Stichwörter: Netflix, Buchmarkt

9punkt - Die Debattenrundschau vom 20.06.2019 - Kulturmarkt

Die Verlegerin Karin Schmidt-Friderichs wird neue Vorsitzende des Börsenvereins des deutschen Buchhandels. Ihrer Wahl war ein durchaus konfliktreicher Wahlkampf vorausgegangen, heißt es im Editorial des Börsenblatts - des Vereinsmediums - , das den Konflikt nicht näher beschreibt.
Stichwörter: Börsenverein

9punkt - Die Debattenrundschau vom 18.06.2019 - Kulturmarkt

Der Börsenverein reicht gegen die Deutsche Post wegen der Erhöhung der Preise für die Büchersendungen beim Bundeskartellamt Beschwerde ein, meldet der Buchreport: "Diese 'enorme Portoerhöhung und Quasi-Abschaffung der Büchersendung' sei nur für Konzerne zu stemmen, die gemischte Waren versenden oder über andere Möglichkeiten der Kostenumlagerung verfügen, kritisiert der Verband und fügt mit Verweis auf entsprechende Medienberichte an, dass die Post zudem Buchhandlungen und Verlage diskriminiere, indem sie Großkunden wie Amazon deutlich bessere Konditionen beim Versand von Büchern einräume."

9punkt - Die Debattenrundschau vom 07.06.2019 - Kulturmarkt

Der Buchmarkt ist stabil mit positiver Tendenz, informierte Alexander Skipis vom Börsenverein laut Börsenblatt bei der alljährlichen Wirtschaftspressekonferenz zur Lage am Buchmarkt.

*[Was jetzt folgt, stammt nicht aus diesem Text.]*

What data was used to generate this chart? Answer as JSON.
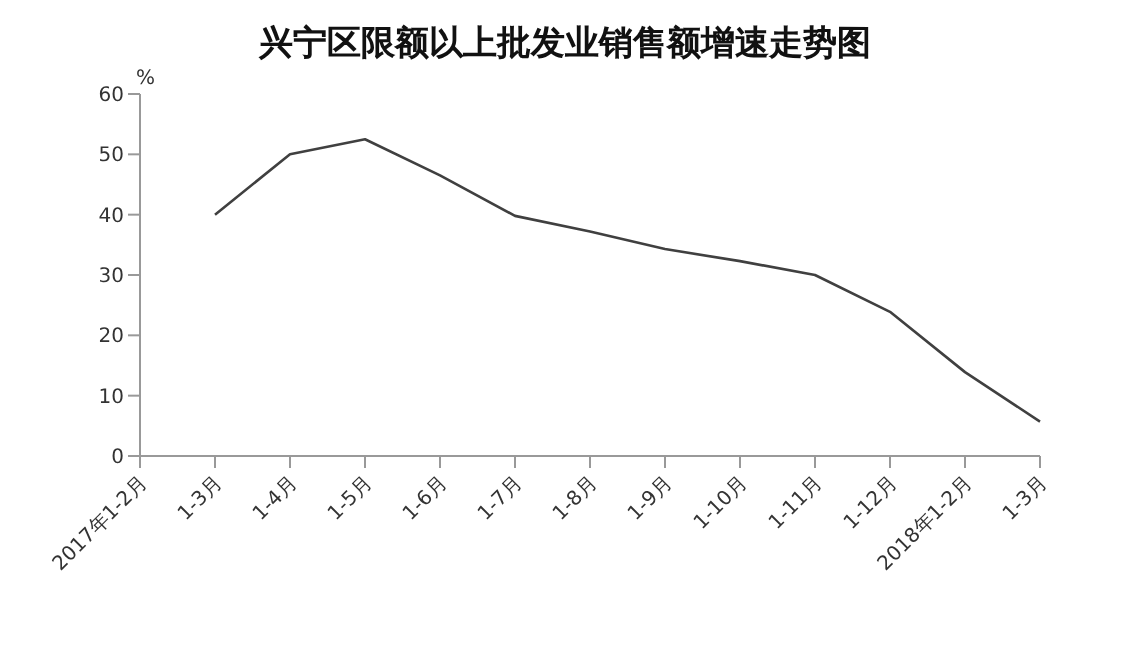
{
  "chart_data": {
    "type": "line",
    "title": "兴宁区限额以上批发业销售额增速走势图",
    "ylabel": "%",
    "categories": [
      "2017年1-2月",
      "1-3月",
      "1-4月",
      "1-5月",
      "1-6月",
      "1-7月",
      "1-8月",
      "1-9月",
      "1-10月",
      "1-11月",
      "1-12月",
      "2018年1-2月",
      "1-3月"
    ],
    "series": [
      {
        "color": "#404040",
        "values": [
          null,
          40,
          50,
          52.5,
          46.5,
          39.8,
          37.2,
          34.3,
          32.3,
          30,
          23.9,
          13.9,
          5.7
        ]
      }
    ],
    "ylim": [
      0,
      60
    ],
    "yticks": [
      0,
      10,
      20,
      30,
      40,
      50,
      60
    ],
    "grid": false,
    "legend": false,
    "marker": "none",
    "line_style": "solid"
  }
}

Man freut sich auch sehr, dass durch die EU-Urheberrechtsreform auch die Verlegerbeteiligung an den Ausschüttungen der VG Wort wiederhergestellt wurde, die von deutschen und europäische  Gerichten zuvor als rechtswidrig annulliert worden war: "Auf politischer Ebene sei es für die Branche maßgeblich, die Beteiligung der Verlage an den Ausschüttungen der Verwertungsgesellschaft wiederherzustellen, sagte Skipis. 'Nach der positiven Entscheidung des EU-Parlaments für die EU-Urheberrechtsreform benötigen wir schnellstmöglich eine nationale Umsetzung, damit Verlage endlich wieder sicher kalkulieren können.'"

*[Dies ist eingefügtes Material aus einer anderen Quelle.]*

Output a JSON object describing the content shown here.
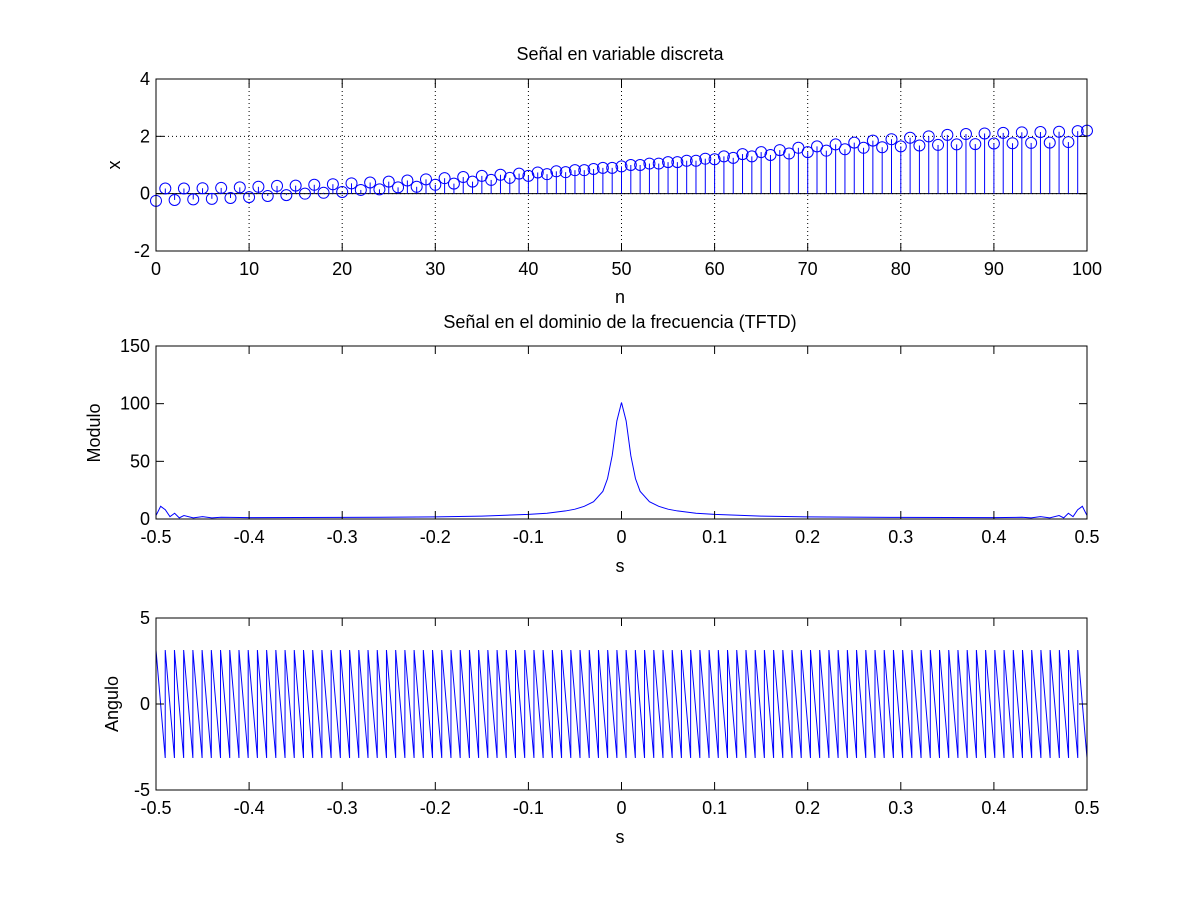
{
  "chart_data": [
    {
      "type": "stem",
      "title": "Señal en variable discreta",
      "xlabel": "n",
      "ylabel": "x",
      "xlim": [
        0,
        100
      ],
      "ylim": [
        -2,
        4
      ],
      "xticks": [
        0,
        10,
        20,
        30,
        40,
        50,
        60,
        70,
        80,
        90,
        100
      ],
      "yticks": [
        -2,
        0,
        2,
        4
      ],
      "grid": true,
      "marker": "circle",
      "color": "#0000ff",
      "series": [
        {
          "x": [
            0,
            1,
            2,
            3,
            4,
            5,
            6,
            7,
            8,
            9,
            10,
            11,
            12,
            13,
            14,
            15,
            16,
            17,
            18,
            19,
            20,
            21,
            22,
            23,
            24,
            25,
            26,
            27,
            28,
            29,
            30,
            31,
            32,
            33,
            34,
            35,
            36,
            37,
            38,
            39,
            40,
            41,
            42,
            43,
            44,
            45,
            46,
            47,
            48,
            49,
            50,
            51,
            52,
            53,
            54,
            55,
            56,
            57,
            58,
            59,
            60,
            61,
            62,
            63,
            64,
            65,
            66,
            67,
            68,
            69,
            70,
            71,
            72,
            73,
            74,
            75,
            76,
            77,
            78,
            79,
            80,
            81,
            82,
            83,
            84,
            85,
            86,
            87,
            88,
            89,
            90,
            91,
            92,
            93,
            94,
            95,
            96,
            97,
            98,
            99,
            100
          ],
          "y": [
            -0.25,
            0.18,
            -0.22,
            0.18,
            -0.2,
            0.19,
            -0.18,
            0.2,
            -0.15,
            0.22,
            -0.12,
            0.24,
            -0.08,
            0.27,
            -0.05,
            0.28,
            0.0,
            0.31,
            0.03,
            0.33,
            0.06,
            0.36,
            0.13,
            0.39,
            0.15,
            0.42,
            0.22,
            0.46,
            0.24,
            0.5,
            0.31,
            0.54,
            0.35,
            0.58,
            0.42,
            0.62,
            0.48,
            0.66,
            0.55,
            0.7,
            0.62,
            0.74,
            0.68,
            0.78,
            0.75,
            0.82,
            0.82,
            0.86,
            0.9,
            0.9,
            0.95,
            1.0,
            1.0,
            1.05,
            1.05,
            1.1,
            1.1,
            1.15,
            1.15,
            1.22,
            1.2,
            1.3,
            1.25,
            1.38,
            1.3,
            1.45,
            1.35,
            1.52,
            1.4,
            1.6,
            1.45,
            1.65,
            1.5,
            1.72,
            1.55,
            1.78,
            1.6,
            1.85,
            1.62,
            1.9,
            1.65,
            1.95,
            1.68,
            2.0,
            1.7,
            2.05,
            1.72,
            2.08,
            1.73,
            2.1,
            1.75,
            2.12,
            1.76,
            2.14,
            1.77,
            2.15,
            1.78,
            2.16,
            1.8,
            2.18,
            2.2
          ]
        }
      ]
    },
    {
      "type": "line",
      "title": "Señal en el dominio de la frecuencia (TFTD)",
      "xlabel": "s",
      "ylabel": "Modulo",
      "xlim": [
        -0.5,
        0.5
      ],
      "ylim": [
        0,
        150
      ],
      "xticks": [
        -0.5,
        -0.4,
        -0.3,
        -0.2,
        -0.1,
        0,
        0.1,
        0.2,
        0.3,
        0.4,
        0.5
      ],
      "yticks": [
        0,
        50,
        100,
        150
      ],
      "grid": false,
      "color": "#0000ff",
      "series": [
        {
          "x": [
            -0.5,
            -0.495,
            -0.49,
            -0.485,
            -0.48,
            -0.475,
            -0.47,
            -0.46,
            -0.45,
            -0.44,
            -0.43,
            -0.4,
            -0.3,
            -0.2,
            -0.15,
            -0.1,
            -0.08,
            -0.06,
            -0.05,
            -0.04,
            -0.03,
            -0.02,
            -0.015,
            -0.01,
            -0.005,
            0,
            0.005,
            0.01,
            0.015,
            0.02,
            0.03,
            0.04,
            0.05,
            0.06,
            0.08,
            0.1,
            0.15,
            0.2,
            0.3,
            0.4,
            0.43,
            0.44,
            0.45,
            0.46,
            0.47,
            0.475,
            0.48,
            0.485,
            0.49,
            0.495,
            0.5
          ],
          "y": [
            3,
            11,
            8,
            2,
            5,
            1,
            3,
            1,
            2,
            1,
            1.5,
            1.2,
            1.4,
            1.8,
            2.5,
            4,
            5,
            7,
            8.5,
            11,
            15,
            24,
            35,
            55,
            85,
            101,
            85,
            55,
            35,
            24,
            15,
            11,
            8.5,
            7,
            5,
            4,
            2.5,
            1.8,
            1.4,
            1.2,
            1.5,
            1,
            2,
            1,
            3,
            1,
            5,
            2,
            8,
            11,
            3
          ]
        }
      ]
    },
    {
      "type": "line",
      "title": "",
      "xlabel": "s",
      "ylabel": "Angulo",
      "xlim": [
        -0.5,
        0.5
      ],
      "ylim": [
        -5,
        5
      ],
      "xticks": [
        -0.5,
        -0.4,
        -0.3,
        -0.2,
        -0.1,
        0,
        0.1,
        0.2,
        0.3,
        0.4,
        0.5
      ],
      "yticks": [
        -5,
        0,
        5
      ],
      "grid": false,
      "color": "#0000ff",
      "series": [
        {
          "sawtooth_cycles": 101,
          "amplitude": 3.14,
          "x_range": [
            -0.5,
            0.5
          ]
        }
      ]
    }
  ]
}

Außerdem: Im Guardian berichtet Stephen Moss, dass sich auch der britische Buchmarkt positiv entwickle, und zwar besonders für physische Bücher und für unabhängige Buchhändler. In der NZZ erörtert Manuel Müller, was die KNV-Pleite für Schweizer Verlage bedeutet.

9punkt - Die Debattenrundschau vom 29.05.2019 - Kulturmarkt

Traurige Meldung aus dem Buchhandel: Die berühmte Buchhandlung Wetzstein in Freiburg schließt nach 41 Jahren, meldet das Börsenblatt, das mit der Inhaberin Susanne Bader gesprochen hat: "Die 68-jährige Buchhändlerin erwartet nicht, dass es angesichts des veränderten Einkaufsverhaltens zu einer Trendwende im Einzelhandel und in den Innenstädten kommt. 'Um in den nächsten fünf Jahren zu bestehen, hätte ich mich mit voller Kraft hineinwerfen müssen. Das kann ich mit Blick auf mein Alter nicht mehr leisten', sagt Bader."
Stichwörter: Buchhandel

9punkt - Die Debattenrundschau vom 28.05.2019 - Kulturmarkt

In den Verlagen gibt es eine Bewegung, auf die Plastikfolien zu verzichten, in die neue Bücher eingewickelt sind. C.H. Beck-Verleger Jonathan Beck hält das im Gespräch mit Michael Roesler-Graichen im Börsenblatt für ein Doktorn an Symptomen, eher gehe es darum die CO2-Produktion bei der Herstellung von Papier und Büchern zu reduzieren. Die Bücher des Verlags entsprächen 13.000 Tonnen CO2 pro Jahr: "Das Äquivalent dazu sind zehn voll besetzte Boeing 747, die von München nach New York und zurückfliegen. Die Produktion eines der größten Verlage in Deutschland ist also minimal im Vergleich zu einer großen Fluglinie, die wahrscheinlich in einer Stunde so viel CO2 emittiert wie wir in einem Jahr. Aber nichts ist bequemer, um nicht zu sagen fauler, als bei diesem Thema auf andere zu zeigen. Jeder muss vor seiner eigenen Haustür kehren."